— Сестра, простите. Капитан мне любезен. Вы — лишняя в нашем разговоре.
Берсенева не моргнула.
— Ваше превосходительство, я уйду через минуту, и не из-за вашего разрешения. Меня ждут раненые. На следующие именины прошу меня не приглашать: я плохо одета, ем мало и не пью полусладкого. На вашем столе моё место всё равно занято.
Она поклонилась — короче, чем следовало бы по правилу гостиной, длиннее, чем следовало бы по своей злости, — отступила на полшага и пошла к выходу мимо ломберного стола, не глядя ни на Стесселя, ни на Водягу, ни в зеркало в коридоре. Волков подождал семь секунд — он успел отсчитать их по часам Стесселя, висевшим на дальней стене над буфетом, — поклонился Вере Алексеевне ровно так же, как кланялся при входе, не глубже и не суше, и сказал негромко:
— Ваше превосходительство, благодарю за приглашение. Мне завтра на участок к шести.
— Доброй ночи, капитан.
— Доброй ночи.
На улице после душной гостиной воздух был сырой, как всегда сентябрьскими ночами в Артуре под морем, и пахло не духами Веры Алексеевны и не льдом в её бутылке, а водорослями с гавани и пылью с дороги. Берсенева ждала его у фонаря на углу Пушкинской и Морской — не нарочно, а потому что её повозка ещё не подошла, и Волков, увидев её против света фонаря в этом тёмно-сером платье без украшений, в первый раз за вечер позволил себе короткую внутреннюю формулу — ту, что в негласном словаре Кондратенко называлась бы «не пророк, офицер» с оборотной стороны. Он не произнёс её. Ему хватило того, что она была в голове как мера.

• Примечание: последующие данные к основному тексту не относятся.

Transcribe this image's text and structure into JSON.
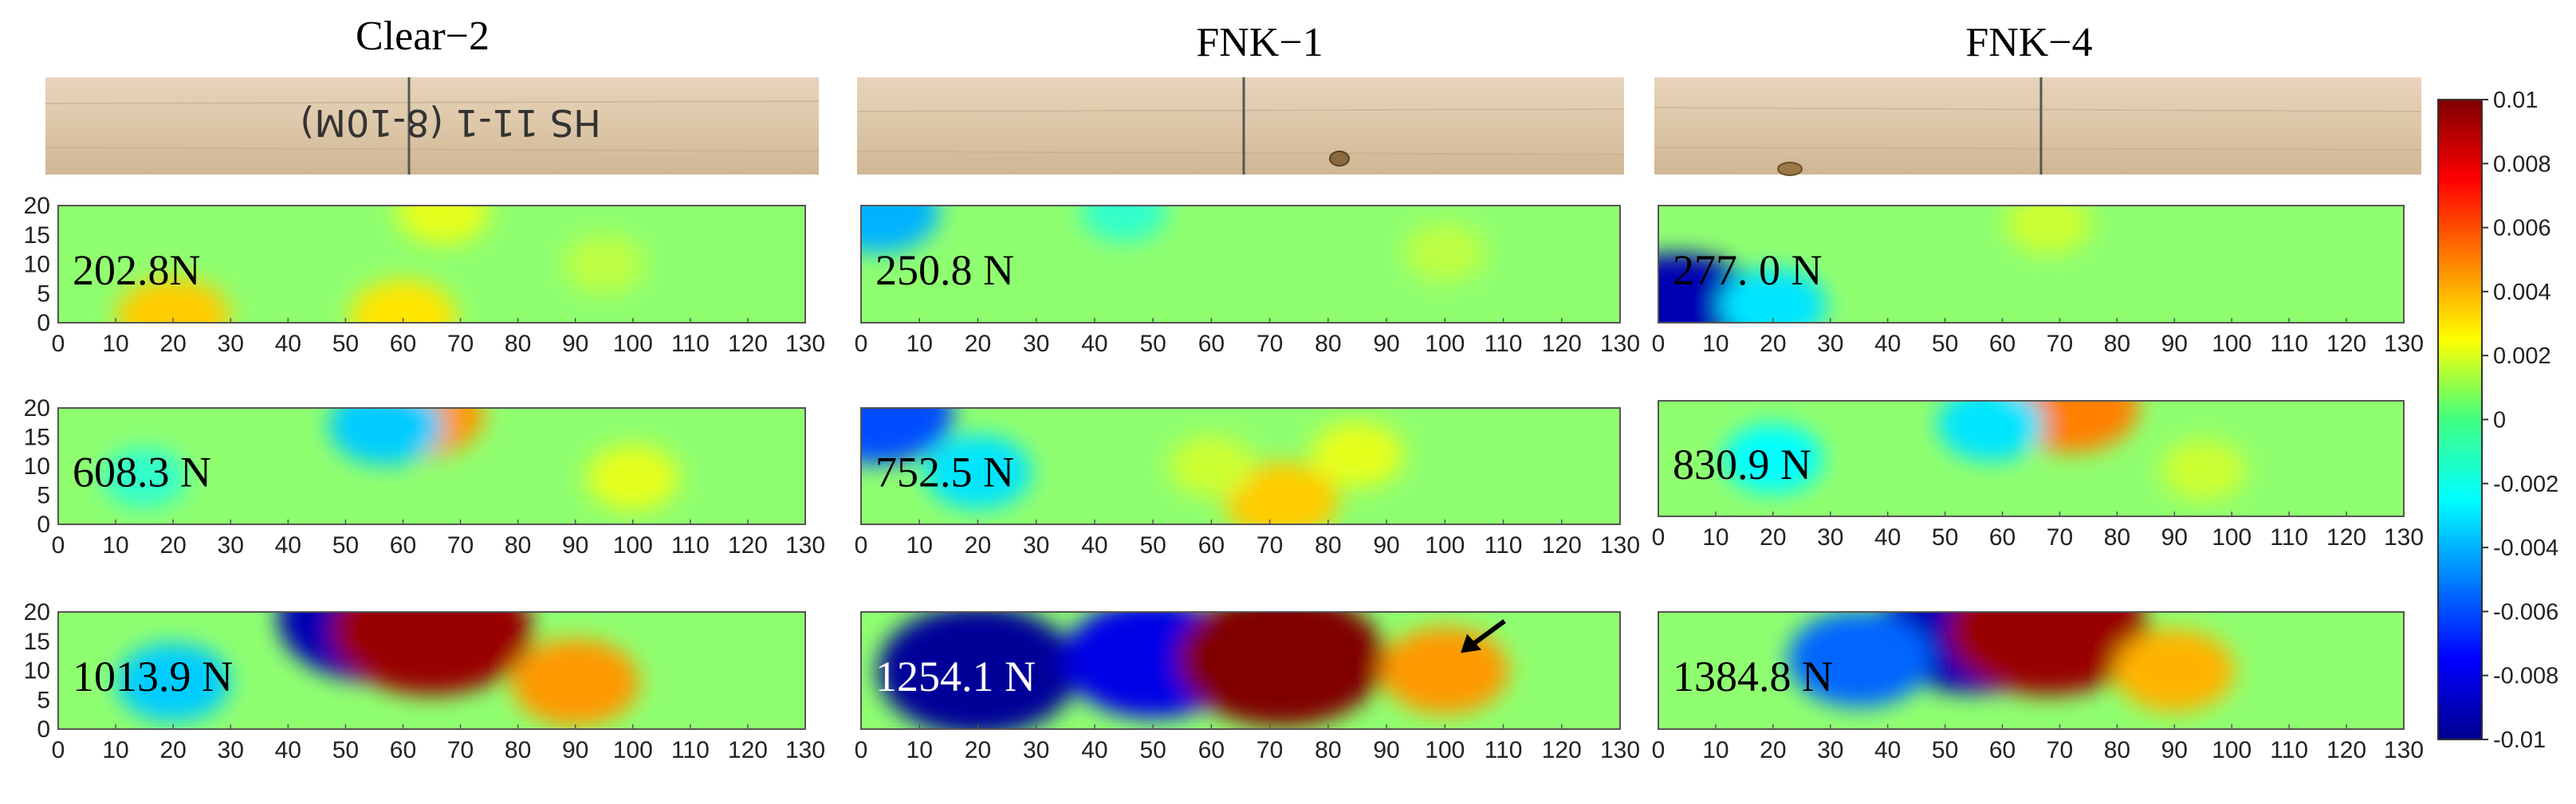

Он подошёл, остановился в полутора шагах, чтобы между ними оставалось служебное расстояние, и сказал:
— Я провожу вас до угла госпитальной. Дальше — нельзя.

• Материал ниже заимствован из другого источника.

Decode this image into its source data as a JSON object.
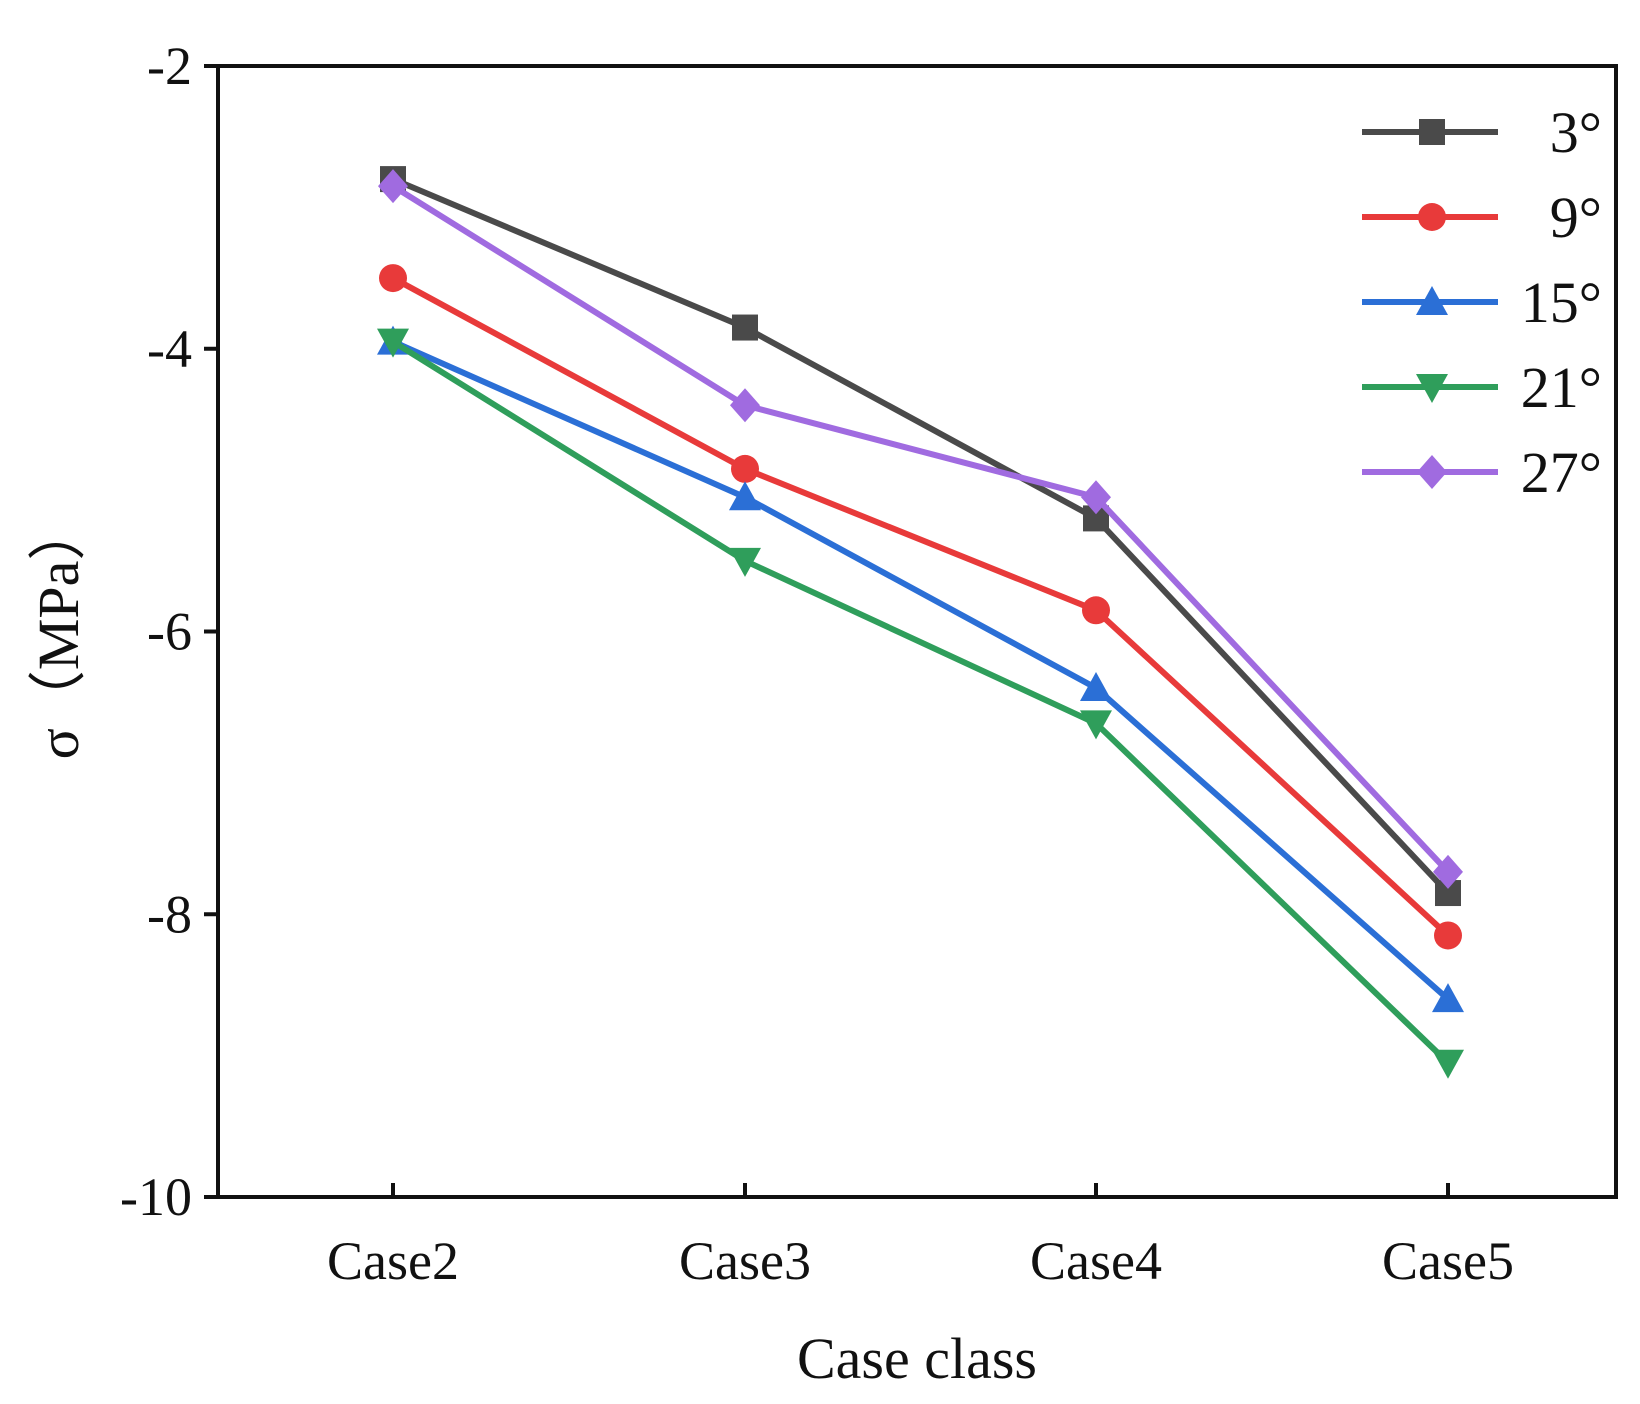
{
  "chart_data": {
    "type": "line",
    "title": "",
    "xlabel": "Case class",
    "ylabel": "σ（MPa）",
    "categories": [
      "Case2",
      "Case3",
      "Case4",
      "Case5"
    ],
    "ylim": [
      -10,
      -2
    ],
    "yticks": [
      -10,
      -8,
      -6,
      -4,
      -2
    ],
    "ytick_labels": [
      "-10",
      "-8",
      "-6",
      "-4",
      "-2"
    ],
    "grid": false,
    "legend_position": "top-right",
    "series": [
      {
        "name": "3°",
        "color": "#4a4a4a",
        "marker": "square",
        "values": [
          -2.8,
          -3.85,
          -5.2,
          -7.85
        ]
      },
      {
        "name": "9°",
        "color": "#e83a3a",
        "marker": "circle",
        "values": [
          -3.5,
          -4.85,
          -5.85,
          -8.15
        ]
      },
      {
        "name": "15°",
        "color": "#2b6fd6",
        "marker": "triangle-up",
        "values": [
          -3.95,
          -5.05,
          -6.4,
          -8.6
        ]
      },
      {
        "name": "21°",
        "color": "#2f9e5b",
        "marker": "triangle-down",
        "values": [
          -3.95,
          -5.5,
          -6.65,
          -9.05
        ]
      },
      {
        "name": "27°",
        "color": "#a06be0",
        "marker": "diamond",
        "values": [
          -2.85,
          -4.4,
          -5.05,
          -7.7
        ]
      }
    ]
  }
}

— Дальше нельзя, — согласилась она.
Они пошли молча. На повороте у китайской лавки, той самой, где торгуют рисом и имбирём и где никогда не запирают калитку в боковой двор, Берсенева остановилась, посмотрела на него один раз — без улыбки, без благодарности, без той тёплой мокрой женской глубины, которой романная сестра милосердия в эту секунду одарила бы своего капитана у фонаря, — и сказала просто:
— Спасибо за «в разных строках». Я бы сама не сказала так точно.

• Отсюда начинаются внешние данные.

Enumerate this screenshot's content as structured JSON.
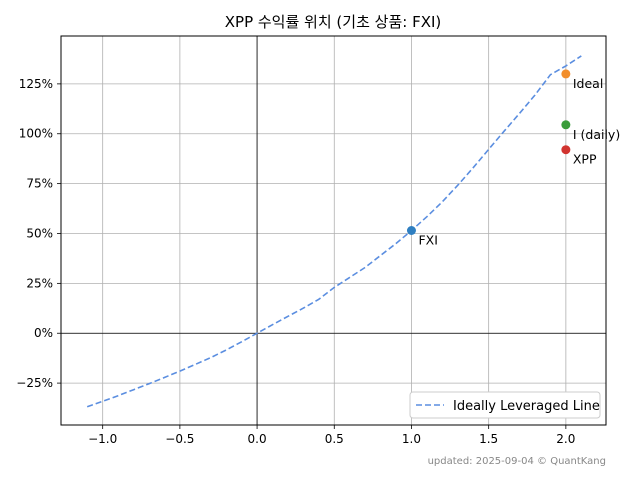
{
  "chart_data": {
    "type": "scatter",
    "title": "XPP 수익률 위치 (기초 상품: FXI)",
    "xlabel": "",
    "ylabel": "",
    "xlim": [
      -1.27,
      2.26
    ],
    "ylim": [
      -46,
      149
    ],
    "grid": true,
    "x_ticks": [
      {
        "value": -1.0,
        "label": "−1.0"
      },
      {
        "value": -0.5,
        "label": "−0.5"
      },
      {
        "value": 0.0,
        "label": "0.0"
      },
      {
        "value": 0.5,
        "label": "0.5"
      },
      {
        "value": 1.0,
        "label": "1.0"
      },
      {
        "value": 1.5,
        "label": "1.5"
      },
      {
        "value": 2.0,
        "label": "2.0"
      }
    ],
    "y_ticks": [
      {
        "value": -25,
        "label": "−25%"
      },
      {
        "value": 0,
        "label": "0%"
      },
      {
        "value": 25,
        "label": "25%"
      },
      {
        "value": 50,
        "label": "50%"
      },
      {
        "value": 75,
        "label": "75%"
      },
      {
        "value": 100,
        "label": "100%"
      },
      {
        "value": 125,
        "label": "125%"
      }
    ],
    "curve": {
      "name": "Ideally Leveraged Line",
      "color": "#5b8ee0",
      "x": [
        -1.1,
        -1.0,
        -0.9,
        -0.8,
        -0.7,
        -0.6,
        -0.5,
        -0.4,
        -0.3,
        -0.2,
        -0.1,
        0.0,
        0.1,
        0.2,
        0.3,
        0.4,
        0.5,
        0.6,
        0.7,
        0.8,
        0.9,
        1.0,
        1.1,
        1.2,
        1.3,
        1.4,
        1.5,
        1.6,
        1.7,
        1.8,
        1.9,
        2.0,
        2.1
      ],
      "y": [
        -36.9,
        -34.1,
        -31.3,
        -28.3,
        -25.3,
        -22.2,
        -19.0,
        -15.6,
        -12.2,
        -8.4,
        -4.3,
        0.0,
        4.3,
        8.5,
        12.6,
        17.0,
        23.0,
        28.0,
        33.0,
        39.0,
        45.0,
        51.5,
        58.4,
        65.9,
        74.2,
        83.0,
        92.2,
        101.3,
        110.2,
        119.4,
        129.6,
        134.0,
        139.0
      ]
    },
    "points": [
      {
        "name": "FXI",
        "x": 1.0,
        "y": 51.5,
        "color": "#2f7fc1"
      },
      {
        "name": "Ideal",
        "x": 2.0,
        "y": 130.0,
        "color": "#f28e2b"
      },
      {
        "name": "I (daily)",
        "x": 2.0,
        "y": 104.5,
        "color": "#3a9d3a"
      },
      {
        "name": "XPP",
        "x": 2.0,
        "y": 92.0,
        "color": "#d1342f"
      }
    ],
    "legend_position": "bottom-right",
    "footnote": "updated: 2025-09-04 © QuantKang"
  }
}
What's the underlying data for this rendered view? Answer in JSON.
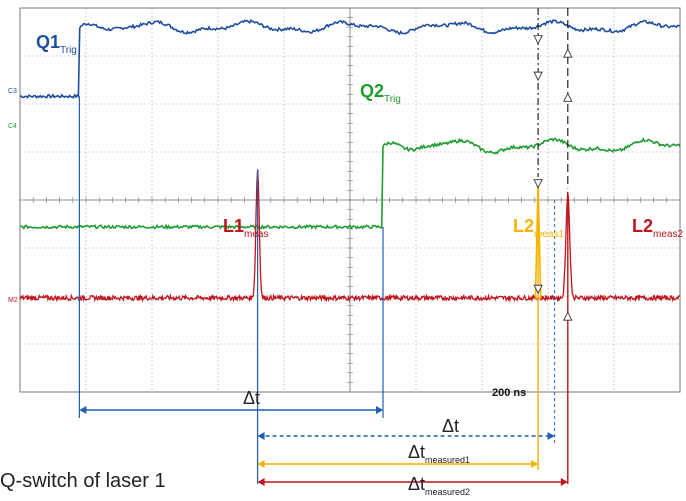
{
  "chart_data": {
    "type": "line",
    "title": "",
    "scale_label": "200 ns",
    "channel_markers": [
      "C3",
      "C4",
      "M2"
    ],
    "series": [
      {
        "name": "Q1",
        "subscript": "Trig",
        "color": "#1f4e9c",
        "low_level": 0.77,
        "high_level": 0.95,
        "step_x": 0.09
      },
      {
        "name": "Q2",
        "subscript": "Trig",
        "color": "#1f9c2f",
        "low_level": 0.43,
        "high_level": 0.64,
        "step_x": 0.55
      },
      {
        "name": "L1",
        "subscript": "meas",
        "color": "#c0141c",
        "peak_x": 0.36,
        "peak_level": 0.58
      },
      {
        "name": "L2",
        "subscript": "meas1",
        "color": "#f5b400",
        "peak_x": 0.785,
        "peak_level": 0.55
      },
      {
        "name": "L2",
        "subscript": "meas2",
        "color": "#c0141c",
        "peak_x": 0.83,
        "peak_level": 0.52
      }
    ],
    "intervals": [
      {
        "symbol": "Δt",
        "subscript": "",
        "color": "#1f5fb5",
        "from": 0.09,
        "to": 0.55,
        "dashed": false
      },
      {
        "symbol": "Δt",
        "subscript": "",
        "color": "#1f5fb5",
        "from": 0.36,
        "to": 0.81,
        "dashed": true
      },
      {
        "symbol": "Δt",
        "subscript": "measured1",
        "color": "#f5b400",
        "from": 0.36,
        "to": 0.785,
        "dashed": false
      },
      {
        "symbol": "Δt",
        "subscript": "measured2",
        "color": "#c0141c",
        "from": 0.36,
        "to": 0.83,
        "dashed": false
      }
    ]
  },
  "caption": "Q-switch of laser 1"
}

— Я и не такому учился, сестра.
— Это видно. Идите. Завтра в шесть на участке — это серьёзно.
— Серьёзно.
— У меня в палате ничего нового. Сергеев — встаёт. Тарасов — на ногах. Ваш стрелок Никитин — у меня в списке нет, ваш стрелок Никитин у Огнева в письмах.
— У Огнева.
— Идите.
Он постоял секунду — ровно столько, чтобы запомнить, как стоит женщина у фонаря на углу Пушкинской и Морской в осаде в сентябре девятьсот четвёртого года, не позволяя себе ни шага вперёд, — повернулся и пошёл по Морской на восток, к Тигровому хвосту, мимо двух часовых у чужих ворот, мимо того места, где в августе рубили старую акацию на дрова, мимо тёмного переулка, в котором пахло не водой, а железом.